FS: As we continue to grow, we are continuing to diversify our donor base to ensure the financial future of GiGi’s NYC. The best way to get involved through volunteering would be to visit our website, and click the volunteer button. To donate you can go to the same link, and click the donate button. Without the generosity of donors and partners, and our Volunteers, none of what we do would be achievable.

GK: What inspired you to become involved with GiGi’s NYC?

FS: Eight years ago my brother-in-law Peter, who has Down syndrome, moved from Florida to live with my partner Joe and I, in NYC. My partner and I would look for activities in NYC that Peter could participate in with people like him and different from him. When we found GiGi’s NYC, we all recognized that Peter was in a place unlike any he had experienced before. He immediately felt at home and began to engage, learn, and achieve.

From the wonderful experience my family had with GiGi’s, I then became a volunteer, joined the GiGi’s NYC Board of Directors, and was elected Board President. I served for four years and continue to be a board member.

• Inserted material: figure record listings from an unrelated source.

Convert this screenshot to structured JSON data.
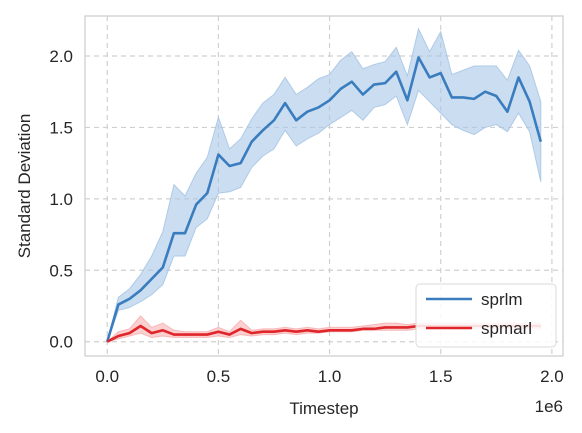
{
  "chart_data": {
    "type": "line",
    "xlabel": "Timestep",
    "ylabel": "Standard Deviation",
    "x_offset_label": "1e6",
    "xlim": [
      -0.1,
      2.05
    ],
    "ylim": [
      -0.1,
      2.28
    ],
    "xticks": [
      0.0,
      0.5,
      1.0,
      1.5,
      2.0
    ],
    "xtick_labels": [
      "0.0",
      "0.5",
      "1.0",
      "1.5",
      "2.0"
    ],
    "yticks": [
      0.0,
      0.5,
      1.0,
      1.5,
      2.0
    ],
    "ytick_labels": [
      "0.0",
      "0.5",
      "1.0",
      "1.5",
      "2.0"
    ],
    "grid": true,
    "legend_position": "lower-right",
    "x": [
      0.0,
      0.05,
      0.1,
      0.15,
      0.2,
      0.25,
      0.3,
      0.35,
      0.4,
      0.45,
      0.5,
      0.55,
      0.6,
      0.65,
      0.7,
      0.75,
      0.8,
      0.85,
      0.9,
      0.95,
      1.0,
      1.05,
      1.1,
      1.15,
      1.2,
      1.25,
      1.3,
      1.35,
      1.4,
      1.45,
      1.5,
      1.55,
      1.6,
      1.65,
      1.7,
      1.75,
      1.8,
      1.85,
      1.9,
      1.95
    ],
    "series": [
      {
        "name": "sprlm",
        "color": "#3a7dbf",
        "band_color": "#a9c6e6",
        "values": [
          0.0,
          0.26,
          0.3,
          0.36,
          0.44,
          0.52,
          0.76,
          0.76,
          0.96,
          1.04,
          1.31,
          1.23,
          1.25,
          1.4,
          1.48,
          1.55,
          1.67,
          1.55,
          1.61,
          1.64,
          1.69,
          1.77,
          1.82,
          1.73,
          1.8,
          1.81,
          1.89,
          1.69,
          1.99,
          1.85,
          1.88,
          1.71,
          1.71,
          1.7,
          1.75,
          1.72,
          1.61,
          1.85,
          1.68,
          1.4
        ],
        "lower": [
          0.0,
          0.22,
          0.24,
          0.28,
          0.33,
          0.4,
          0.6,
          0.6,
          0.8,
          0.86,
          1.04,
          1.05,
          1.08,
          1.22,
          1.3,
          1.35,
          1.48,
          1.37,
          1.42,
          1.46,
          1.52,
          1.57,
          1.62,
          1.55,
          1.64,
          1.66,
          1.72,
          1.52,
          1.76,
          1.68,
          1.6,
          1.52,
          1.48,
          1.45,
          1.5,
          1.52,
          1.47,
          1.6,
          1.47,
          1.12
        ],
        "upper": [
          0.0,
          0.31,
          0.37,
          0.47,
          0.6,
          0.77,
          1.1,
          1.02,
          1.18,
          1.29,
          1.57,
          1.35,
          1.42,
          1.56,
          1.67,
          1.73,
          1.85,
          1.73,
          1.78,
          1.84,
          1.87,
          1.97,
          2.03,
          1.91,
          1.94,
          1.96,
          2.06,
          1.86,
          2.19,
          2.03,
          2.17,
          1.87,
          1.9,
          1.93,
          1.93,
          1.93,
          1.83,
          2.04,
          1.93,
          1.68
        ]
      },
      {
        "name": "spmarl",
        "color": "#e0252b",
        "band_color": "#f6b3b1",
        "values": [
          0.0,
          0.04,
          0.06,
          0.11,
          0.06,
          0.08,
          0.05,
          0.05,
          0.05,
          0.05,
          0.07,
          0.05,
          0.09,
          0.06,
          0.07,
          0.07,
          0.08,
          0.07,
          0.08,
          0.07,
          0.08,
          0.08,
          0.08,
          0.09,
          0.09,
          0.1,
          0.1,
          0.1,
          0.11,
          0.11,
          0.11,
          0.11,
          0.11,
          0.11,
          0.11,
          0.11,
          0.11,
          0.11,
          0.11,
          0.11
        ],
        "lower": [
          0.0,
          0.02,
          0.04,
          0.06,
          0.03,
          0.04,
          0.03,
          0.03,
          0.03,
          0.03,
          0.04,
          0.03,
          0.05,
          0.04,
          0.05,
          0.05,
          0.06,
          0.05,
          0.06,
          0.06,
          0.07,
          0.07,
          0.07,
          0.08,
          0.08,
          0.08,
          0.08,
          0.08,
          0.09,
          0.09,
          0.09,
          0.09,
          0.09,
          0.09,
          0.09,
          0.09,
          0.09,
          0.09,
          0.09,
          0.09
        ],
        "upper": [
          0.0,
          0.07,
          0.09,
          0.18,
          0.1,
          0.13,
          0.08,
          0.07,
          0.07,
          0.07,
          0.1,
          0.07,
          0.15,
          0.08,
          0.09,
          0.09,
          0.1,
          0.09,
          0.1,
          0.09,
          0.1,
          0.1,
          0.1,
          0.11,
          0.12,
          0.13,
          0.13,
          0.12,
          0.13,
          0.13,
          0.13,
          0.13,
          0.13,
          0.13,
          0.13,
          0.13,
          0.13,
          0.13,
          0.13,
          0.13
        ]
      }
    ]
  }
}
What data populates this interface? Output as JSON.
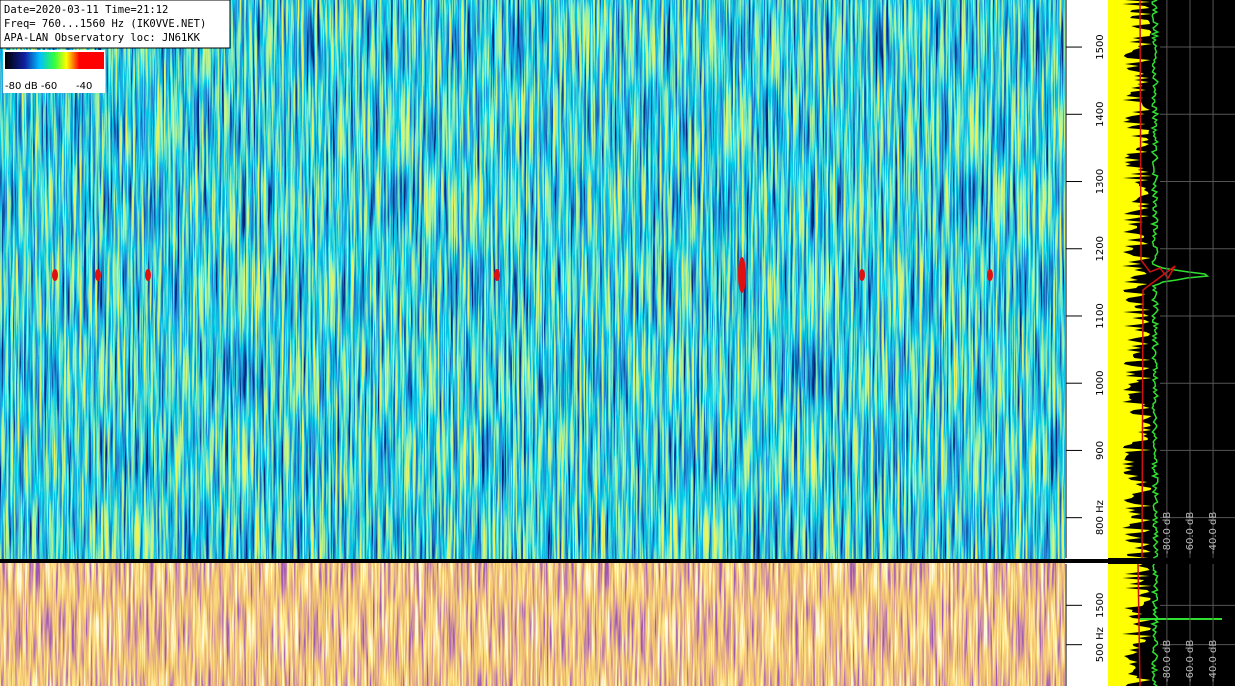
{
  "header": {
    "lines": [
      "Date=2020-03-11 Time=21:12",
      "Freq= 760...1560 Hz (IK0VVE.NET)",
      "APA-LAN Observatory loc: JN61KK"
    ]
  },
  "colorbar": {
    "labels": [
      "-80 dB -60",
      "-40"
    ]
  },
  "top_panel": {
    "ylim": [
      740,
      1570
    ],
    "yticks": [
      {
        "value": 800,
        "label": "800 Hz"
      },
      900,
      1000,
      1100,
      1200,
      1300,
      1400,
      1500
    ],
    "xlim": [
      -131,
      -21
    ],
    "xticks": [
      {
        "value": -80,
        "label": "-80.0 dB"
      },
      {
        "value": -60,
        "label": "-60.0 dB"
      },
      {
        "value": -40,
        "label": "-40.0 dB"
      }
    ]
  },
  "bottom_panel": {
    "ylim": [
      -550,
      2550
    ],
    "yticks": [
      {
        "value": 500,
        "label": "500 Hz"
      },
      1500
    ],
    "xlim": [
      -131,
      -21
    ],
    "xticks": [
      {
        "value": -80,
        "label": "-80.0 dB"
      },
      {
        "value": -60,
        "label": "-60.0 dB"
      },
      {
        "value": -40,
        "label": "-40.0 dB"
      }
    ]
  }
}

GK: Through your time at GiGi’s NYC, what lessons have you learned that have impacted your life?

FS: As inspired as I am by those with Down syndrome, I am equally inspired by the family members who are fully committed to improving the lives of their loved ones with Down syndrome, and those in the Down syndrome community. This continuous love and support has helped me to lead with kindness, and to truly understand the importance of advocacy.

GK: What do you think is the biggest stigma centering around individuals who have Down syndrome?

FS: The presumption that is held regarding incompetence and the inability to achieve.

GK: How can these misconceptions be changed?

FS: We need to support the fulfillment of each person with Down syndrome’s unique potential. Our community is diverse, and holds a unique beauty and this is something that should have the ability to be celebrated accurately through every media channel possible.

GK: What achievements are you most excited to see this coming year for GiGi’s NYC?

FS: For this coming year, we will be hosting a robust roster of speakers who will bring their expertise on many topics, relating to Down syndrome that are important to our community. We are especially excited that Jane Providenti, GiGi’s NYC Board of Directors Co-President, will conduct a workshop on Post-Secondary Opportunities for Individuals with Down syndrome. We are also offering our summer “camp” programs as a hybrid virtual and face-to-face experience, as we begin to enter this post-pandemic world. And two of our participants, Troy and Kaiya, will be attending Syracuse University this fall.